In real-world practice, patients often present with complex and evolving physiology. For example, a STEMI patient with initially stable hemodynamics may develop subtle signs of volume overload or low cardiac output within hours. Physical examination findings may lag behind pathophysiological deterioration, and reliance on static risk scores alone may lead to delayed recognition of clinical worsening. As such, dynamic, bedside assessment tools are increasingly being recognized as valuable adjuncts to traditional prognostic models.

POCUS and acute heart failure in STEMI

The impact of acute heart failure on short- and long-term prognosis in patients admitted with STEMI is well established. In a seminal study conducted in the late 1960s, Drs. Killip and Kimball demonstrated that in-hospital mortality increased with the severity of heart failure, ranging from the absence of pulmonary rales at one end to the presence of cardiogenic shock at the other (Killip classification) (2). Decades later, the degree of acute heart failure remains one of the most important prognostic markers in myocardial infarction. More recent evidence shows that, beyond in-hospital outcomes, the Killip classification also predicts events up to five years after admission in patients with both ST-elevation and non–ST-elevation myocardial infarction (38).

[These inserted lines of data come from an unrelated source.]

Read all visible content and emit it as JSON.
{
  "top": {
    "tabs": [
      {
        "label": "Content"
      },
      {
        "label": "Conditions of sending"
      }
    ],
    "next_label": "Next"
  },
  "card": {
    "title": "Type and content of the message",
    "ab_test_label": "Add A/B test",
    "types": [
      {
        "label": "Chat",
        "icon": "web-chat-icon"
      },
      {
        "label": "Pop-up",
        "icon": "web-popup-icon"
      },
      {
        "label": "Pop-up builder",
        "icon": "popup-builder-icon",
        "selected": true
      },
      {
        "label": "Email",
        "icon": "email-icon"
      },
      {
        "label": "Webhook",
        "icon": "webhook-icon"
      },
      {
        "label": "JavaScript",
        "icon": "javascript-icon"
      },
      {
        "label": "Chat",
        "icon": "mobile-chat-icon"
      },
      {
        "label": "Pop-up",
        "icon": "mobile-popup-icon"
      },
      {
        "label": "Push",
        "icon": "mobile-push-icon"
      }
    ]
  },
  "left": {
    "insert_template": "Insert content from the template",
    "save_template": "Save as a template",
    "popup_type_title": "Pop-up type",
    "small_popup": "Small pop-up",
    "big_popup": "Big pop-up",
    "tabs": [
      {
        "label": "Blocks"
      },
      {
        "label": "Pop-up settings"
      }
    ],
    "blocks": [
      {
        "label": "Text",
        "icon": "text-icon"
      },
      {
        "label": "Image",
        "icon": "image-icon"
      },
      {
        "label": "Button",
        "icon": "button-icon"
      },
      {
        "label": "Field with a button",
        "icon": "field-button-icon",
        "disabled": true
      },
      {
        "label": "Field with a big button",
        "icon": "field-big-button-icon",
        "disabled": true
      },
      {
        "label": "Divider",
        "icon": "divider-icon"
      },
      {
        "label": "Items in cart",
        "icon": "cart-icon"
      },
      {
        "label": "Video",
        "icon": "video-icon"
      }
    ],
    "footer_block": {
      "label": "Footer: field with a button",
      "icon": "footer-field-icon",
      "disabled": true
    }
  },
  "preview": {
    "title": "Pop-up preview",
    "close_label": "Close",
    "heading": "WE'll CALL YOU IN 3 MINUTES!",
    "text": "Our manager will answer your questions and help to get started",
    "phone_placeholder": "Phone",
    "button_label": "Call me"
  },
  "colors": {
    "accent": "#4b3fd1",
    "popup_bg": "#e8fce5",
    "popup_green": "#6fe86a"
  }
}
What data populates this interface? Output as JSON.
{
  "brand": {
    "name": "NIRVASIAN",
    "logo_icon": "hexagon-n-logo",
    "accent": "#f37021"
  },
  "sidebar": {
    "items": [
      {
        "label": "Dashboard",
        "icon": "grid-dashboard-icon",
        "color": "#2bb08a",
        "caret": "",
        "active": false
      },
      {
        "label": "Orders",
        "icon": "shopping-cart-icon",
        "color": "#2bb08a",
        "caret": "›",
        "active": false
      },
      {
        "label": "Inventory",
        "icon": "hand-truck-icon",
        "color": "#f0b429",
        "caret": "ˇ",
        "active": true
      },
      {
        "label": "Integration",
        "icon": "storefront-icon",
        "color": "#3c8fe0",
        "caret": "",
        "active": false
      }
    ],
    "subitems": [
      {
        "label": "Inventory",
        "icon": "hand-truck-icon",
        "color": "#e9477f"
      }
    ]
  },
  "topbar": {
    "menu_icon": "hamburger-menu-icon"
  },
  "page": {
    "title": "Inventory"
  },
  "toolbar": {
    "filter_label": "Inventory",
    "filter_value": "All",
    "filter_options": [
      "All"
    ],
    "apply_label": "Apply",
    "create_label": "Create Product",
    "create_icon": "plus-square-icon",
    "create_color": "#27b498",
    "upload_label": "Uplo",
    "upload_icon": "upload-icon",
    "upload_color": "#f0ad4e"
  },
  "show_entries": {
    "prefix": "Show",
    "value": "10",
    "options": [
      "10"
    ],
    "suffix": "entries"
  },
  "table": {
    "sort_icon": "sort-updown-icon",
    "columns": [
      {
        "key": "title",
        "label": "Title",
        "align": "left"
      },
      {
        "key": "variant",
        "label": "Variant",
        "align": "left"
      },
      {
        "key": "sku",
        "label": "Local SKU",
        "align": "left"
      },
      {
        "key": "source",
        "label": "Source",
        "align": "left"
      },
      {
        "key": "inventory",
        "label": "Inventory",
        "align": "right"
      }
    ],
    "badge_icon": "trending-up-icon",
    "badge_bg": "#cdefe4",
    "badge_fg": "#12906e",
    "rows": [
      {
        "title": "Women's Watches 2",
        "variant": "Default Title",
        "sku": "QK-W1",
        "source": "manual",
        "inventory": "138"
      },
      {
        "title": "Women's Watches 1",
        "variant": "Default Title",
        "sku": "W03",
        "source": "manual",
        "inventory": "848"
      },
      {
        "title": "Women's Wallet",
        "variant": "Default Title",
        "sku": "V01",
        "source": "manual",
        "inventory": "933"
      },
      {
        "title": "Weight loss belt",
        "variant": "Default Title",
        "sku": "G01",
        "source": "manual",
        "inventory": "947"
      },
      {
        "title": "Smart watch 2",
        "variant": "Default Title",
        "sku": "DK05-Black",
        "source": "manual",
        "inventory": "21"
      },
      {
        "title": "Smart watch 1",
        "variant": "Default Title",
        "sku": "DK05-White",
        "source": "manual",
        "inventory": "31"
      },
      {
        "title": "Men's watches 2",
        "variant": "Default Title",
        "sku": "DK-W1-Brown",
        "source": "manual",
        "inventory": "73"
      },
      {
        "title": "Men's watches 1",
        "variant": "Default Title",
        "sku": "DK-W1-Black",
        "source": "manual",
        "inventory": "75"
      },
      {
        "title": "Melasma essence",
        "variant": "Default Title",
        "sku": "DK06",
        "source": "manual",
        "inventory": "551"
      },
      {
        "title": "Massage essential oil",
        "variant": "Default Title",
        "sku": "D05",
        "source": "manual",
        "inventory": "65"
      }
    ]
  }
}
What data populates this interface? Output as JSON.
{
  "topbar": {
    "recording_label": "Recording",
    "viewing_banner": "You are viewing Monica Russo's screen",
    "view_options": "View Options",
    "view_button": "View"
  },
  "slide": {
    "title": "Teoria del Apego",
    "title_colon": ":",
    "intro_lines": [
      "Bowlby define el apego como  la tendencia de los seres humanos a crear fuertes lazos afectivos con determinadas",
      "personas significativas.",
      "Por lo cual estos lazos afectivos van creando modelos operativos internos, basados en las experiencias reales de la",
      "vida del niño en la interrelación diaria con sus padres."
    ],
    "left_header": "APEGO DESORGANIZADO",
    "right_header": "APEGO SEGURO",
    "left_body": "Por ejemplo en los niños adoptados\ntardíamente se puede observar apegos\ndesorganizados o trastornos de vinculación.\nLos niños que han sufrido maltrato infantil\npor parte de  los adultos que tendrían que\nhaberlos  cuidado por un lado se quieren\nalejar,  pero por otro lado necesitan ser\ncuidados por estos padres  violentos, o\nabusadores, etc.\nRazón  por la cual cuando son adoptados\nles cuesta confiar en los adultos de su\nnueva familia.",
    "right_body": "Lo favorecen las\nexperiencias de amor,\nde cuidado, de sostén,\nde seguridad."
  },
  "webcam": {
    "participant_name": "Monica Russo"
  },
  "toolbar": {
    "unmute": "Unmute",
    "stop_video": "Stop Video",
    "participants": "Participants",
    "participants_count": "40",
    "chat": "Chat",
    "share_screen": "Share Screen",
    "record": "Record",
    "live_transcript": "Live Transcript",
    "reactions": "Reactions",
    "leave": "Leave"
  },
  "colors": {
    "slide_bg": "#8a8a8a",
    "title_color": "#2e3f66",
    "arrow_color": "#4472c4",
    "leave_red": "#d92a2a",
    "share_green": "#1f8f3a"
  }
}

Motivated by these findings and aware of the limitations of physical examination in assessing the degree of congestion, we proposed in 2020 a reclassification of the Killip system based on lung ultrasound findings, termed the LUCK (Lung Ultrasound Combined with Killip) classification (30). This novel approach demonstrated a significantly higher area under the curve to predict in-hospital mortality compared to the original Killip classification, with a net reclassification index of 18%. A key finding of this study was the negative predictive value of the LUCK classification for in-hospital mortality, which reached 98.1%. This highlights the higher sensitivity of lung ultrasound, enabling more accurate identification of patients who do not develop congestion in the context of STEMI—those who ultimately exhibit a better prognosis. Notably, 32% of patients initially classified as Killip class I (absence of pulmonary rales on auscultation) had at least one positive lung field on ultrasound.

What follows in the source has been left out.